BMRThis chapter covers basic shipboard watch organization, watch standing, terms & procedures for reporting bearings, and using binoculars.
· The Watch, Quarter, and Station Bill (WQS) lists, by billet number and rate, divisional stations to be manned for various situations. Often cleaning stations are omitted, since they are posted on a separate cleaning bill.
· The division officer and division chief are responsible for assigning qualified personnel to the WQS bill. You are responsible for checking the WQS on a daily basis.
· It is necessary to maintain a watch for communications, security and safety.
· The basic requirements for maintaining the deck log are contained in the US Navy Regulations & Standard Organization as well as the Regulations of the US Navy. The deck log will probably be the most important log that you will maintain. The ship's deck log is a complete daily record of important events, watches, and operation as well as safety of the ship.
· A ship's deck log has historical importance. It has legal standing and can be used in Navy or civil courts.
· At sea, the ship's deck log is kept by the Quartermaster of the Watch (QOOW).
· Entries are handwritten using a black, ball-point pen. If you make a mistake, draw a single line through the original entry. Then place your initials in the margin.
· The log is signed at the end of the watch by the Officer of the Deck (OOD). The OOD will also print their name under their signature.
· Command Duty Officer (CDO) (In port only)- The CDO is eligible for command at sea, and is designated by the commanding officer. The CDO advises, supervises, and directs the OOD in general matters concerning the general operation and safety of the ship.
· Officer of the Deck (OOD) is in charge of the ship and is responsible to the CO for the safe and proper operation of the ship.
· Junior Officer of the Deck (JOOD) is the principal assistant to the OOD.
· Junior Officer of the Watch (JOOW), when assigned, is in training for qualification as the OOD.
· Combat Information Center (CIC) Watch Officer supervises the operation of the CIC, which reports, tracks, and evaluates air, surface, and submarine contacts.
· Watches: Most watches are 4 hours in duration. Normally, watches start on the even hours, i.e. 0400-0800, 0800-1200, 1200-1600, and so on. You should arrive at your station at least 15 minutes ahead of time, to receive pertinent information.

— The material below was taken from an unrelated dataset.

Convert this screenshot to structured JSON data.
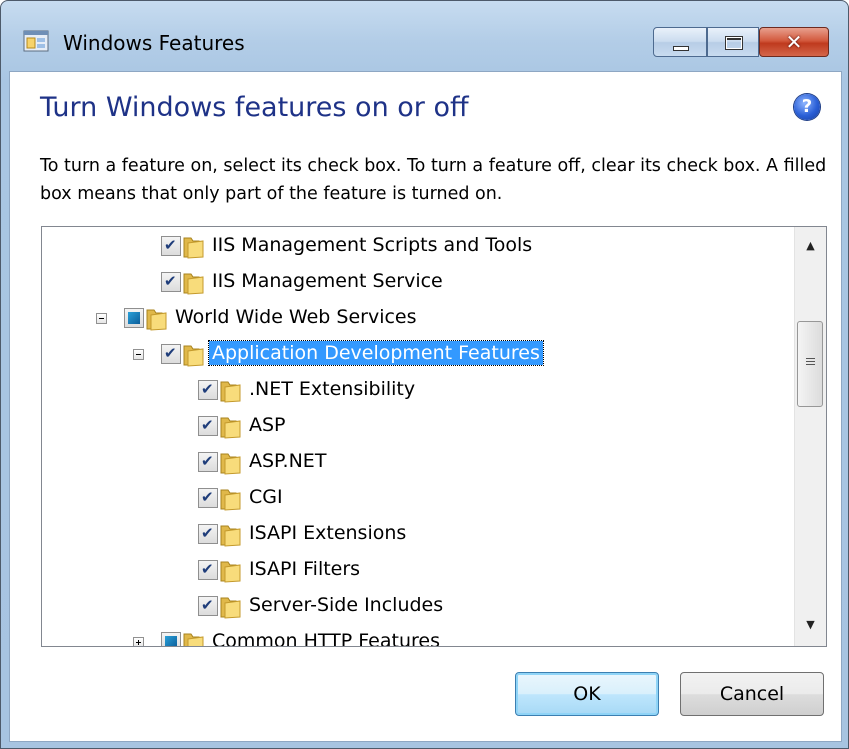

· Dogging the Watch is done when the 1600-2000 is divided in half:
1600-1800 & 1800-2000. This helps rotate the watches.
· Sailors having the midwatch (0000-0400) are permitted to sleep in one hour past reveille. (Late sleepers)
· The ship's bell indicates time. The bell is struck once for each half hour, with a maximum of eight bells. For example, at 0830 the bell is sounded once, at 0900 two bells are sounded, then so on until 1200 when 8 bells are struck. This is normally restricted during the times between taps and reveille.
· The ship's organized plan for the action is located in the "battle bill". The battle bill contains a list of stations that must be manned during battle and other specified times. Each division chief assigns specified and qualified personnel. Refer to figure 3-1 on page 3-2 (BMR)
· Condition set underway:
I. -----------All battle stations manned (GQ)
II. ----------Special watch, i.e. gunfire support
III. ---------Normal wartime cruising
· Refer to the ship's Standard Operating Procedures (SOP) for relieving an armed watch.
·The term deadly force is defined as that force which, if used, has the potential to cause death or serious bodily harm.
· Only the CO can authorize the use of deadly force.
· Review 11- General Orders refer to BMR pages 3-8 through 3-11(BMR)
· The Lookouts are very important members of the ship's operating team. They can see things that some radar cannot detect, i.e., smoke, flares, swimmers, debris, life crafts.
· Normal peacetime lookout organizations have a 3 person watch team.
· Fog lookouts are normally on the bow, using two personnel. One phone talker and one lookout.
· An object from a ship is called the bearing. It is measured in degrees clockwise from 000° to 360°.
· 3 different bearings are relative, true and magnetic. Lookouts report contacts in degrees of relative bearing.
· Bearings are reported in three digits, spoken digit by digit, positions are reported in one or two digits and spoken whole.
· When using your hand as an aid to determine the position angle of an aircraft, your closed fist is approximately 8 degrees.
· The Navy uses a standard system to pronounce numbers.
· Reporting ranges are always reported in (estimates) yards.
· Binoculars There are 3 adjustments. 2 for focus and one for proper distance between lenses. Binoculars should be used more at night than during daylight. Never use binoculars for rain, snow or haze.
· Night vision After 10 minutes you can see fairly well. After 30 minutes you have reached your best night vision. This is called dark adaptation.